Critique parue en avril 2017 dans Bifrost n° 86

L’Exégèse est une entreprise courant sur huit mille feuillets, et dans laquelle Philip K. Dick interroge son œuvre et sa vie à la lumière d’événements incompréhensibles, qu’il cherche pourtant à comprendre. De ce laboratoire insane jailliront les ultimes romans de l’auteur, mais L’Exégèse en tant que telle constitue une œuvre à part entière – quand bien même une œuvre intime, mais, enfin, partiellement éditée.
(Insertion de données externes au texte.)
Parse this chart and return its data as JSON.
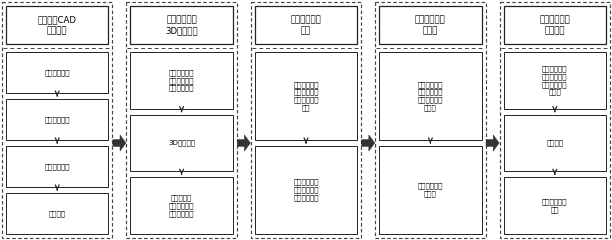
{
  "bg_color": "#ffffff",
  "columns": [
    {
      "header": "模具结构CAD\n优化设计",
      "steps": [
        "建立叶轮模型",
        "抽取模具元件",
        "结构优化设计",
        "抽壳设计"
      ]
    },
    {
      "header": "树脂模具型壳\n3D打印成形",
      "steps": [
        "前处理：造型\n方向定位、设\n计支撑、分层",
        "3D打印成形",
        "后处理：清\n洗、去支撑、\n后固化、打磨"
      ]
    },
    {
      "header": "安装金属冷却\n管道",
      "steps": [
        "冷却管道两端\n从树脂型壳内\n部向外插入安\n装孔",
        "冷却管道中间\n部分固定安装\n在支撑结构上"
      ]
    },
    {
      "header": "制备金属树脂\n混合物",
      "steps": [
        "定量称取环氧\n树脂、环氧固\n化剂及金属粉\n末备用",
        "混合并快速搅\n拌均匀"
      ]
    },
    {
      "header": "模具型壳内部\n填充固化",
      "steps": [
        "金属树脂混合\n物倒入树脂模\n具型壳内部空\n腔结构",
        "静置固化",
        "制得快速压蜡\n模具"
      ]
    }
  ]
}
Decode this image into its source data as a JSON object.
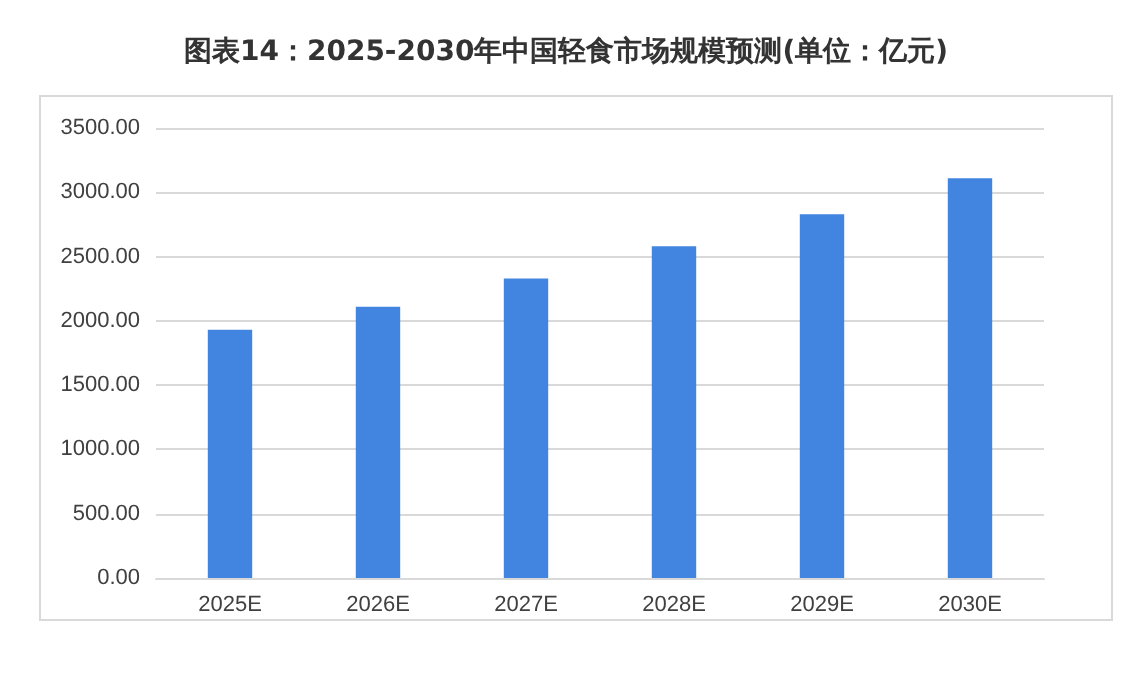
{
  "chart_data": {
    "type": "bar",
    "title": "图表14：2025-2030年中国轻食市场规模预测(单位：亿元)",
    "categories": [
      "2025E",
      "2026E",
      "2027E",
      "2028E",
      "2029E",
      "2030E"
    ],
    "values": [
      1930,
      2110,
      2330,
      2580,
      2830,
      3110
    ],
    "color": "#4285e0",
    "ylim": [
      0,
      3500
    ],
    "yticks": [
      {
        "value": 0,
        "label": "0.00"
      },
      {
        "value": 500,
        "label": "500.00"
      },
      {
        "value": 1000,
        "label": "1000.00"
      },
      {
        "value": 1500,
        "label": "1500.00"
      },
      {
        "value": 2000,
        "label": "2000.00"
      },
      {
        "value": 2500,
        "label": "2500.00"
      },
      {
        "value": 3000,
        "label": "3000.00"
      },
      {
        "value": 3500,
        "label": "3500.00"
      }
    ],
    "grid": "y"
  }
}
Février-mars 1974. Dick, qui sort d’une mauvaise passe, enchaîne les événements étranges à caractère hallucinatoire. Un rayon plasmatique le frappe à la vision d’un pendentif en forme de poisson – le symbole des premiers chrétiens. Et nombre de faits troublants prolongent cette épiphanie. Sans doute est-ce Dieu qui lui parle ? Dionysos ? Érasme ? L’évêque Pike ? Ou les extraterrestres… Les Soviétiques, peut-être ?

L’interrogation de l’expérience, de manière très dickienne, débouche sur une interrogation de la réalité – et apparaissent peu à peu les murs oppressants de la « Prison de Fer Noir » : c’est toujours Rome ! L’écoulement du temps lui-même doit être interrogé ; et avec lui la notion d’entropie.

La solution se trouve peut-être dans Parménide, ou bien dans la Gnose ; Dick compulse l’Encyclopædia Britannica et le Yi King ; la vérité se cherche aussi bien dans les Actes des Apôtres que dans les conférences de Bergson ou les travaux de Nikolaï Kozyrev, ou encore les tracts de la secte de surfeurs du coin. Tout est possible – même une prosaïque épilepsie du lobe temporal… Mais pourquoi préférer cette explication à toute autre ? Après tout, Nixon est là !

L’entreprise est folle – sinon l’homme. Mais il est vrai qu’on pouvait avoir quelques doutes à ce sujet… Dans les premiers temps de ce questionnement maniaque, Dick confiait le fruit de ses méditations philosophico-théologiques à des amis et collègues, au fil de lettres déconcertantes ; mais L’Exégèse adopte rapidement une autre forme, plus « sûre » : des fragments intimes, cette fois. Jusqu’à sa mort, Dick ajoutera page après page à son « journal philosophique » (pas vraiment un journal intime – ces feuillets ne rapportent pas des événements, mais les réflexions qu’ils suscitent).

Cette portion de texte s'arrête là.